Wednesday, July 11, 2012

Ribs in Chile Seco

Memorial Day, 4th of July, summer is in full swing, and so is barbecue season. Burgers, steaks, ribs...well, here in Mexico, I might pass on the burgers and steaks, but I'll take some pork ribs in chile seco.

As I reviewed my blog history, I noticed that I had no pork, which is not an accurate reflection of Mexican cuisine, where pork head in pozole, pork cheek on tacos, and pork loin at Christmas are all so beloved, just to name a few. But, this dish is actually all about the sauce - a homemade, smoky sauce made from chiles secos (chipotles). Here, I cooked ribs in the sauce, but usually in my or my in-laws' house, it just gets stirred up with some mayonnaise and eaten with eggs, rice, sandwiches, etc.


Ingredients
15 chiles secos (dry chipotles)
1 cup chicken stock
1/4 onion
3 cloves of garlic
salt and pepper to taste
oil for frying

1 kg. (2 lbs.) pork ribs
salt and pepper
oil for frying

Directions

1 - Heat about three tablespoons of oil in a saute pan over a low flame and fry the chiles secos for about 3 minutes.

2 - Remove the chiles secos and put them in a bowl with the chicken stock for about 10 minutes (to soften them up).

3 - Put the chiles secos and chicken stock, onion, garlic, pepper and salt in a blender and blend until only slightly chunky.

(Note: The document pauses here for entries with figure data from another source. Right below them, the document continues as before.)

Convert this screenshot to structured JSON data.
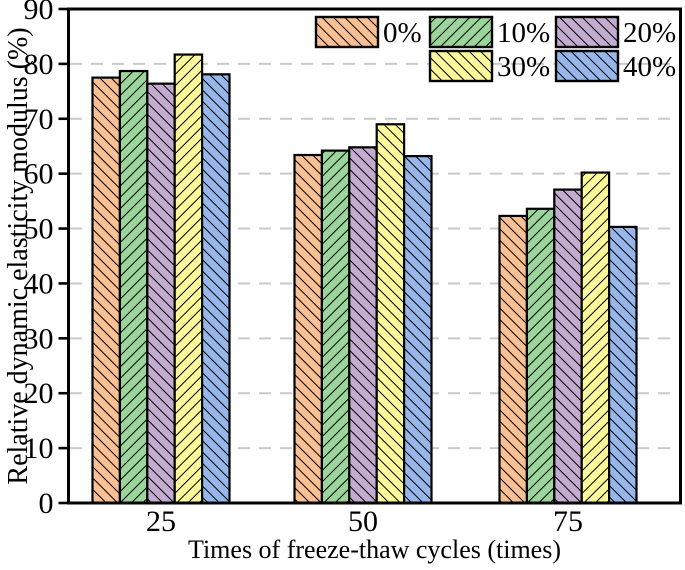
{
  "chart_data": {
    "type": "bar",
    "title": "",
    "xlabel": "Times of freeze-thaw cycles (times)",
    "ylabel": "Relative dynamic elasticity modulus (%)",
    "categories": [
      "25",
      "50",
      "75"
    ],
    "series": [
      {
        "name": "0%",
        "color": "#F8C093",
        "hatch": [
          "b",
          "b",
          "b"
        ],
        "values": [
          77.5,
          63.4,
          52.3
        ]
      },
      {
        "name": "10%",
        "color": "#9CD59C",
        "hatch": [
          "f",
          "f",
          "f"
        ],
        "values": [
          78.7,
          64.2,
          53.6
        ]
      },
      {
        "name": "20%",
        "color": "#C3ACD0",
        "hatch": [
          "b",
          "b",
          "b"
        ],
        "values": [
          76.4,
          64.8,
          57.1
        ]
      },
      {
        "name": "30%",
        "color": "#FCFA9B",
        "hatch": [
          "f",
          "b",
          "f"
        ],
        "values": [
          81.7,
          69.0,
          60.2
        ]
      },
      {
        "name": "40%",
        "color": "#97B7EA",
        "hatch": [
          "b",
          "b",
          "b"
        ],
        "values": [
          78.1,
          63.2,
          50.3
        ]
      }
    ],
    "legend": {
      "position": "top-right-inside",
      "items": [
        {
          "label": "0%",
          "hatch": "b"
        },
        {
          "label": "10%",
          "hatch": "f"
        },
        {
          "label": "20%",
          "hatch": "b"
        },
        {
          "label": "30%",
          "hatch": "b"
        },
        {
          "label": "40%",
          "hatch": "b"
        }
      ],
      "rows": [
        [
          0,
          1,
          2
        ],
        [
          3,
          4
        ]
      ]
    },
    "ylim": [
      0,
      90
    ],
    "ytick_step": 10,
    "yticks": [
      "0",
      "10",
      "20",
      "30",
      "40",
      "50",
      "60",
      "70",
      "80",
      "90"
    ],
    "grid": {
      "show": true,
      "color": "#c9c9c9",
      "dashed": true
    },
    "axis_color": "#000000",
    "hatch_color": "#000000",
    "bar_edge_color": "#000000"
  }
}
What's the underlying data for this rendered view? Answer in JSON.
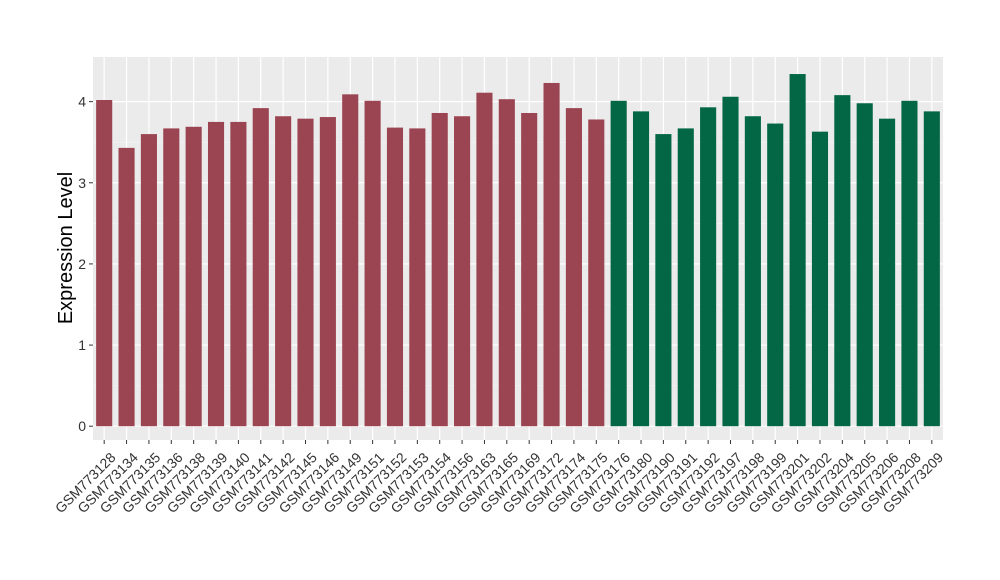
{
  "chart_data": {
    "type": "bar",
    "xlabel": "",
    "ylabel": "Expression Level",
    "ylim": [
      -0.17,
      4.55
    ],
    "yticks": [
      0,
      1,
      2,
      3,
      4
    ],
    "grid": true,
    "colors": {
      "group1": "#9b4552",
      "group2": "#036645",
      "panel": "#ebebeb",
      "grid_major": "#ffffff"
    },
    "categories": [
      "GSM773128",
      "GSM773134",
      "GSM773135",
      "GSM773136",
      "GSM773138",
      "GSM773139",
      "GSM773140",
      "GSM773141",
      "GSM773142",
      "GSM773145",
      "GSM773146",
      "GSM773149",
      "GSM773151",
      "GSM773152",
      "GSM773153",
      "GSM773154",
      "GSM773156",
      "GSM773163",
      "GSM773165",
      "GSM773169",
      "GSM773172",
      "GSM773174",
      "GSM773175",
      "GSM773176",
      "GSM773180",
      "GSM773190",
      "GSM773191",
      "GSM773192",
      "GSM773197",
      "GSM773198",
      "GSM773199",
      "GSM773201",
      "GSM773202",
      "GSM773204",
      "GSM773205",
      "GSM773206",
      "GSM773208",
      "GSM773209"
    ],
    "values": [
      4.02,
      3.43,
      3.6,
      3.67,
      3.69,
      3.75,
      3.75,
      3.92,
      3.82,
      3.79,
      3.81,
      4.09,
      4.01,
      3.68,
      3.67,
      3.86,
      3.82,
      4.11,
      4.03,
      3.86,
      4.23,
      3.92,
      3.78,
      4.01,
      3.88,
      3.6,
      3.67,
      3.93,
      4.06,
      3.82,
      3.73,
      4.34,
      3.63,
      4.08,
      3.98,
      3.79,
      4.01,
      3.88
    ],
    "groups": [
      1,
      1,
      1,
      1,
      1,
      1,
      1,
      1,
      1,
      1,
      1,
      1,
      1,
      1,
      1,
      1,
      1,
      1,
      1,
      1,
      1,
      1,
      1,
      2,
      2,
      2,
      2,
      2,
      2,
      2,
      2,
      2,
      2,
      2,
      2,
      2,
      2,
      2
    ]
  }
}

Set aside.

4 - Salt and pepper the ribs.

5 - Heat some oil in a saute pan again over a medium flame and fry the ribs, about 3 minutes on each side.

6 - Add the chile seco salsa, and turn down the heat. Simmer until the salsa's liquids evaporate and the salsa takes on a bit of a pasty texture.

7 - Serve with spaghetti (boiled with quartered onions and fried in margarine...it's how they do it down here, it's authentic!) or rice.